Value for Money
Choosing the right maintenance program for your operations
By Bill de Decker
Aircraft maintenance is expensive. On average it consumes about 25 percent of the total budget and for many operators, it is the largest single budget item. And that does not take into account any lost revenue from maintenance down days (about 25 days per aircraft per year, according to a recent survey we did) or the fixed costs that are incurred every day regardless of whether the aircraft flies or not. You would think that with so much money involved, operators, manufacturers and overhaulers would pay much more attention to this subject. And maybe the picture is slowly changing as aircraft are becoming more and more of a business tool and operators are insisting on getting better value for their money.
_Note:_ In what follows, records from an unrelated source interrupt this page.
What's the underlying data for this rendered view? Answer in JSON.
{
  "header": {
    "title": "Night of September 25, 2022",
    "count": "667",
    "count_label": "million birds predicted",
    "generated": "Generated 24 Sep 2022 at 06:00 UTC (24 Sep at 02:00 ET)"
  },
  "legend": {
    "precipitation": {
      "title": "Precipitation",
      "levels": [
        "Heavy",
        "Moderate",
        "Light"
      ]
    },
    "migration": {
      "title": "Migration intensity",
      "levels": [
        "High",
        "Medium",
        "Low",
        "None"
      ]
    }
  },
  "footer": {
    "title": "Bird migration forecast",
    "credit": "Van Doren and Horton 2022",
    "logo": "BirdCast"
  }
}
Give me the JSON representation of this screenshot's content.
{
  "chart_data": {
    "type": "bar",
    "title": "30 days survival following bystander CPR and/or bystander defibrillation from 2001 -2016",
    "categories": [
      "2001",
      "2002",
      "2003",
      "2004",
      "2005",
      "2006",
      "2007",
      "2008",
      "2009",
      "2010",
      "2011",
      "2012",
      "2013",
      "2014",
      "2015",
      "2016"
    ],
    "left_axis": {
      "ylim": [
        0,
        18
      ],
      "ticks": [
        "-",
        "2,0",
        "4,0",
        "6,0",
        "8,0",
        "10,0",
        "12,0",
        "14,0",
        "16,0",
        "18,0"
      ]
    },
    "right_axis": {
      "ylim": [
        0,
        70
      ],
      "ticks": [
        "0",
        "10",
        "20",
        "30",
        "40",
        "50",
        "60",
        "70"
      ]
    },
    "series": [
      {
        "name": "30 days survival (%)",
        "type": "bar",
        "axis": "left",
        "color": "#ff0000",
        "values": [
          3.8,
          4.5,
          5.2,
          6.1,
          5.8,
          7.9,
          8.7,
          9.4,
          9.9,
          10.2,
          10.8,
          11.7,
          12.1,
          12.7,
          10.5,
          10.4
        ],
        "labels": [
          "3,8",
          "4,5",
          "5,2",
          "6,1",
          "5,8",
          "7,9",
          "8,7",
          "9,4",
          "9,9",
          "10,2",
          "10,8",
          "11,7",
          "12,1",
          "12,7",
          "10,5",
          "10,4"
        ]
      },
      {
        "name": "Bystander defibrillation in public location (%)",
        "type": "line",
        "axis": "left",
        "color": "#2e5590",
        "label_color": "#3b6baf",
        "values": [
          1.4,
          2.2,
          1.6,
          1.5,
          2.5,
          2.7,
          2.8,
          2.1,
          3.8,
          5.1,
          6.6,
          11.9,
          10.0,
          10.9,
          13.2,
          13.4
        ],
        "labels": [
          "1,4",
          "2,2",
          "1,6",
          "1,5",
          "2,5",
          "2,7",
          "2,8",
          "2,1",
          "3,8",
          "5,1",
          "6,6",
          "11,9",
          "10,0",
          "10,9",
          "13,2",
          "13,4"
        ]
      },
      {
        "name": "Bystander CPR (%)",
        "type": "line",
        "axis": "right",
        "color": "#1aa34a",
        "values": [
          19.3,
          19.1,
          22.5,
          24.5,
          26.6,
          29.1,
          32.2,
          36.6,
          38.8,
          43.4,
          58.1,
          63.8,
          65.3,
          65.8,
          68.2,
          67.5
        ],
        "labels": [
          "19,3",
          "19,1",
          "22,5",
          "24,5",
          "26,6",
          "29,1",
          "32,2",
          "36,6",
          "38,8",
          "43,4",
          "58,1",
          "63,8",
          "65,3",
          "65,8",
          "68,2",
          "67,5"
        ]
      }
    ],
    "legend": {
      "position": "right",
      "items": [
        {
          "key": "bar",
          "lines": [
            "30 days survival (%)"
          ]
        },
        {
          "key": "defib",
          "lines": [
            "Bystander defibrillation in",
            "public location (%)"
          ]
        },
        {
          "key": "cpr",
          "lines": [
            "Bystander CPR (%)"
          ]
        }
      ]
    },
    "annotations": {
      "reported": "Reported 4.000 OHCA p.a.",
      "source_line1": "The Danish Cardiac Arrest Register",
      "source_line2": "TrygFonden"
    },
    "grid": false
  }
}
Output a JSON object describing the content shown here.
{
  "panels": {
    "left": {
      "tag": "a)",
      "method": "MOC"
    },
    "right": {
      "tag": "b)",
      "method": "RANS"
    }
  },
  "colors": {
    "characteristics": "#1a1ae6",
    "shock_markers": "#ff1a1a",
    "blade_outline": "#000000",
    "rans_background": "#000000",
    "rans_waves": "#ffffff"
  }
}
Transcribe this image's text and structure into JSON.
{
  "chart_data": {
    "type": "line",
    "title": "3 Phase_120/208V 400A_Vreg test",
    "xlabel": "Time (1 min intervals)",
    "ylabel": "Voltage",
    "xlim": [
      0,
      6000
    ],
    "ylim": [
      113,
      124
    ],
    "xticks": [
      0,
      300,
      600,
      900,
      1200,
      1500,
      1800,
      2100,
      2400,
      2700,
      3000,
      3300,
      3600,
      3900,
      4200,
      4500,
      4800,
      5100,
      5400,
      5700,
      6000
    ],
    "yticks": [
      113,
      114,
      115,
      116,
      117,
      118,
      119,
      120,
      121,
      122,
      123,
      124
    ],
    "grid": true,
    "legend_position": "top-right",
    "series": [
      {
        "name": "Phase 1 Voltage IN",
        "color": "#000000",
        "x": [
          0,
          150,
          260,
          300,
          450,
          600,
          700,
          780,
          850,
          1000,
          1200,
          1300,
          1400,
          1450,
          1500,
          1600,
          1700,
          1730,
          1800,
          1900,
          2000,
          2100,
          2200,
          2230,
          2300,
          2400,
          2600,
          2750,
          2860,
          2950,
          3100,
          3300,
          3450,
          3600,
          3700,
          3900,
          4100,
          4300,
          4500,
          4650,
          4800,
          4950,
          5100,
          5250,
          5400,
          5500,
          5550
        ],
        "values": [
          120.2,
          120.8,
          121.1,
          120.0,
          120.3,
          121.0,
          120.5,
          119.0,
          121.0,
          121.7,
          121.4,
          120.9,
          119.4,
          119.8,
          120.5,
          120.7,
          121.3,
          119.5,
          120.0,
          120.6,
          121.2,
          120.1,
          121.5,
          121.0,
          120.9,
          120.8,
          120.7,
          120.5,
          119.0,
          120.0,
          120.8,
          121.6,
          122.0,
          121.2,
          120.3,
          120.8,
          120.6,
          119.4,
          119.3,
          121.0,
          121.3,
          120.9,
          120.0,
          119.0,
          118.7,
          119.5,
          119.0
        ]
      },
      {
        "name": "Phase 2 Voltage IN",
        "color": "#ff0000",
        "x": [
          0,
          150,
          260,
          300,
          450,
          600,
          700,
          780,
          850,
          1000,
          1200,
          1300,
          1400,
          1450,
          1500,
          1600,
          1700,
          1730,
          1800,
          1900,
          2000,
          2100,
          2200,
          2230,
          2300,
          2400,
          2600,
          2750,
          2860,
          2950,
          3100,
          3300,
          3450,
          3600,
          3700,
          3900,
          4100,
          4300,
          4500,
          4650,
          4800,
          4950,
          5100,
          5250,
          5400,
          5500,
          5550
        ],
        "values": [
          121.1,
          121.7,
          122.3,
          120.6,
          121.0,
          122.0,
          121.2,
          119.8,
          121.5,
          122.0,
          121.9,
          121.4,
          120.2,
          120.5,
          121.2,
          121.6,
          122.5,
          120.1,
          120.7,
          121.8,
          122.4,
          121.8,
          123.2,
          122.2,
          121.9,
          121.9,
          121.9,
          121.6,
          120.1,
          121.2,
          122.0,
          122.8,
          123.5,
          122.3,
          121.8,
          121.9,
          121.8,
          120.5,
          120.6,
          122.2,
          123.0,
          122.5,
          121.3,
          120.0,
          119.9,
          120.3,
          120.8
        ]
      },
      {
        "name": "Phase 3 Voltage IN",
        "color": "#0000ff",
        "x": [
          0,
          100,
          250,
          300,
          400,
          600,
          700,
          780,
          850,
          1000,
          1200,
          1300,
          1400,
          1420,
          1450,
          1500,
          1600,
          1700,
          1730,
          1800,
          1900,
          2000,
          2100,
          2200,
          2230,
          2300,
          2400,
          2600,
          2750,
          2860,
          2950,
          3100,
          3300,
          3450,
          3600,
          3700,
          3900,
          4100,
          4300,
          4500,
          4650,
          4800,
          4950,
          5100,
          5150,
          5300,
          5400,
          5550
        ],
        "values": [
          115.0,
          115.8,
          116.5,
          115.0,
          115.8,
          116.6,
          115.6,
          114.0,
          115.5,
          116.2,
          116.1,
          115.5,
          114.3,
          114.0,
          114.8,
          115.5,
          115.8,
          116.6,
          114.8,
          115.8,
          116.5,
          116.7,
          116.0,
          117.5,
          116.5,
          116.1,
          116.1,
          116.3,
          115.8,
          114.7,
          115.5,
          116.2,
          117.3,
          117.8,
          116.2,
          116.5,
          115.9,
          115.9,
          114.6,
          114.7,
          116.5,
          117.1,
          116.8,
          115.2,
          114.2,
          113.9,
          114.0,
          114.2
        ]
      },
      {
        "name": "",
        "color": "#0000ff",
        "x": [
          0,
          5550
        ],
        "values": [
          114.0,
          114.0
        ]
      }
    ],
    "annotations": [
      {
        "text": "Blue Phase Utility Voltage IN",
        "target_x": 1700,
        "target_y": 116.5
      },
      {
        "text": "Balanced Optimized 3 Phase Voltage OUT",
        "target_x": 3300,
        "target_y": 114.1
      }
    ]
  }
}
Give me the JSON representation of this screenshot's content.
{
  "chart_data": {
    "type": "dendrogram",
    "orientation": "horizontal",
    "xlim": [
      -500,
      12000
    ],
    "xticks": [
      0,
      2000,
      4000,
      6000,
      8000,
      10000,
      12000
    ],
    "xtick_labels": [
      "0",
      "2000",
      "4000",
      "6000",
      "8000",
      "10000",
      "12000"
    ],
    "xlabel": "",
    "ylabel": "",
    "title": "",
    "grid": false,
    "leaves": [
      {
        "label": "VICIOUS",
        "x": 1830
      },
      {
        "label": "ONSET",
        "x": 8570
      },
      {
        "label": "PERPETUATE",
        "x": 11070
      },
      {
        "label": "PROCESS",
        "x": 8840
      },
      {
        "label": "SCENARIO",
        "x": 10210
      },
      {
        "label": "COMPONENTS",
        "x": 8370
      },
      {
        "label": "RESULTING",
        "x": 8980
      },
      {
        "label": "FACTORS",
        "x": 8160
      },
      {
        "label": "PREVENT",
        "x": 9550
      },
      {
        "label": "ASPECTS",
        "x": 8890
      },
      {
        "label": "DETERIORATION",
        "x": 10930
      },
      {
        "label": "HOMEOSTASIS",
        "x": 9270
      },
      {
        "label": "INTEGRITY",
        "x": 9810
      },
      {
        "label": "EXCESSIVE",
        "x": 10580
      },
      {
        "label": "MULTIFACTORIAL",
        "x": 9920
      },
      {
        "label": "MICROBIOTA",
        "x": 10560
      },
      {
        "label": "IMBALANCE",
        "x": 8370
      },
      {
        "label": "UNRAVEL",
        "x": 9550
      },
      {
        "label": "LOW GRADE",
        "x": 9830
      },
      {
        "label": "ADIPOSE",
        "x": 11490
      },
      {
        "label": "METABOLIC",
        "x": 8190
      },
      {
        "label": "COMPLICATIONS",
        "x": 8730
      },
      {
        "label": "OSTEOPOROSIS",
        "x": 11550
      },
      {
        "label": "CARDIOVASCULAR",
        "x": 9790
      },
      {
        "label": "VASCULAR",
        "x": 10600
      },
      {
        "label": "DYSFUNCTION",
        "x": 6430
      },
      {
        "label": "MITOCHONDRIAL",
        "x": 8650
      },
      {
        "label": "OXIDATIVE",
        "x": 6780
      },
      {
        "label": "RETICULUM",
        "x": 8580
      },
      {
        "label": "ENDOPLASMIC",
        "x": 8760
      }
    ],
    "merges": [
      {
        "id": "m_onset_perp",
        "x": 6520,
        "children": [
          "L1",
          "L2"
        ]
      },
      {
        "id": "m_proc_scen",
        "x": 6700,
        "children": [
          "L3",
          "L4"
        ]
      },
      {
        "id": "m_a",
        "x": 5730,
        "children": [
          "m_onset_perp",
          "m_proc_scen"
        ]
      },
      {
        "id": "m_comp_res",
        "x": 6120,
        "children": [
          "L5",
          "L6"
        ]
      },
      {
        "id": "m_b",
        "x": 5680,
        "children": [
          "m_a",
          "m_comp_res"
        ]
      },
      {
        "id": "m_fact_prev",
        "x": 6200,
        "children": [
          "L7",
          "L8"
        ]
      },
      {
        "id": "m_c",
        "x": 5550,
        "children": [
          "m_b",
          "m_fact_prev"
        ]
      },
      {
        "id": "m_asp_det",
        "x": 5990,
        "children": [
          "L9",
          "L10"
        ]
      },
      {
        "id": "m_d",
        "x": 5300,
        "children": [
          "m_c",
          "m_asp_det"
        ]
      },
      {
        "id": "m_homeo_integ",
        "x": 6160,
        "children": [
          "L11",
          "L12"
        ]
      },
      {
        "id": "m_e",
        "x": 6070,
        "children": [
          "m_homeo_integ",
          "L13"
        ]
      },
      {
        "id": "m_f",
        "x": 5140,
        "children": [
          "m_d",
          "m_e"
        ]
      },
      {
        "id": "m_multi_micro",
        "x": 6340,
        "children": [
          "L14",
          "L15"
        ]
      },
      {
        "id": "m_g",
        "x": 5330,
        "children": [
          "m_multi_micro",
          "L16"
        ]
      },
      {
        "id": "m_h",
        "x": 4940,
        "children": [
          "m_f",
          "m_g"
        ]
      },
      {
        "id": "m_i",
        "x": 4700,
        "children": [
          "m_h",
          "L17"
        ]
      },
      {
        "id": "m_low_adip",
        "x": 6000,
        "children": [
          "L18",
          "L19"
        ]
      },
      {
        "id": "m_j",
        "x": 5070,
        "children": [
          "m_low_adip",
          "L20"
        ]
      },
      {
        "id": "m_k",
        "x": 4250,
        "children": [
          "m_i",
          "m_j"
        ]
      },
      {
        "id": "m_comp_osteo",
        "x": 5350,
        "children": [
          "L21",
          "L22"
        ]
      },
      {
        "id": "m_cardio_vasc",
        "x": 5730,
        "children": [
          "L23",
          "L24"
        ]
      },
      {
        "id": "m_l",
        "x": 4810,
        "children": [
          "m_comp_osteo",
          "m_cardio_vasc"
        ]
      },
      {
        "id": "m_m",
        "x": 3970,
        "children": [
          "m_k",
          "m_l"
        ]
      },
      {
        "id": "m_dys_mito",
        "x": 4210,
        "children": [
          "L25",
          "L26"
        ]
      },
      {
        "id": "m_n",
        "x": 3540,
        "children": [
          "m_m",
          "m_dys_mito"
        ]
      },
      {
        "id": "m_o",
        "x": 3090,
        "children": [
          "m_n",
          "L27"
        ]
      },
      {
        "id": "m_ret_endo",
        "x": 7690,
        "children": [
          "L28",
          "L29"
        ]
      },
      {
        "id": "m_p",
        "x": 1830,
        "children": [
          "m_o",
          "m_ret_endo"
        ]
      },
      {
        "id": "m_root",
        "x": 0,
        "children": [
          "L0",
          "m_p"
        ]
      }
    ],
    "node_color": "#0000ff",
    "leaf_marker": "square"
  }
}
One way to get better value is to get higher utilization. One operator we know who was happy to fly 500 hours per year per aircraft some years ago now aims for (and gets) 750 hours per year. More than a thousand hours per year is no longer a rarity. The results of a recent survey of 233 operators show that just over 8 percent of these operators fly 750 hours or more per year per aircraft. And recently I read where a Citation operator flew over 1,500 hours per year on his aircraft. Higher utilization spreads the fixed annual costs over more hours and also can eliminate the need for more aircraft. Another way is to spend less for maintenance parts and services. Other than more use of competitive purchasing, this approach requires the help of the manufacturers and vendors. Three interesting approaches, each with a high potential for reducing costs are:
1. Continuous airworthiness maintenance programs
2. On-condition engine maintenance
3. MSG-3 maintenance concept
Continuous airworthiness maintenance programs
Continuous airworthiness maintenance programs, also known as progressive maintenance programs, take the existing scheduled inspections and divides them into small pieces, each of which can be accomplished in a short period of time. For example, a 100 hour inspection, which normally takes 80 manhours and 5 days, might be divided into 10 pieces, each of which takes 2 technicians 4 hours. This allows enough time each day to accomplish the inspection, fix any squawks found and button the aircraft up in time for the next day's flying. This approach does not decrease the cost of the inspection. In fact, it may increase it somewhat. However, the advantage is that instead of the aircraft being down for 5 days for this inspection, it is available each day for flight. In general, this approach to maintenance is used for all airframe inspections except the heavy maintenance ones ('C' inspections, '96-month' inspections, '12,000-hour' inspections, etc). Most of the airframe manufacturers now provide such progressive maintenance schedules and they are a great way to increase availability. In fact, the survey I mentioned at the beginning of this column showed that about half the operators use some sort of progressive maintenance schedule and their availability is measurably better than those that use regular maintenance schedules.
On-condition engine maintenance
Almost all airframe component maintenance is "on-condition." In other words, a component doesn't get taken apart until there is something wrong with it. Not so engines. Every so many hours, you have to take a perfectly good engine and send it off to have a hot-section inspection or an overhaul done on it. Even if there is nothing wrong with the engine, it still has to be taken apart, all the components must be examined and then the whole thing is put back together, tested in the test cell and returned to you. Airlines stopped doing this with their engines long ago. Instead, they use various combinations of power trend monitoring and borescope inspection to avoid taking the engine apart until there actually is the beginning of a problem. Historically, the engines used for corporate aircraft have not had the benefit of this "on-condition" engine maintenance. Slowly that is changing, which is good, since the potential savings are very large. For example, there is one engine in use on corporate aircraft that uses on-condition maintenance. Its heavy maintenance allowance is 40 percent of the maintenance cost of its predecessor that uses a regular "hard time" heavy maintenance schedule.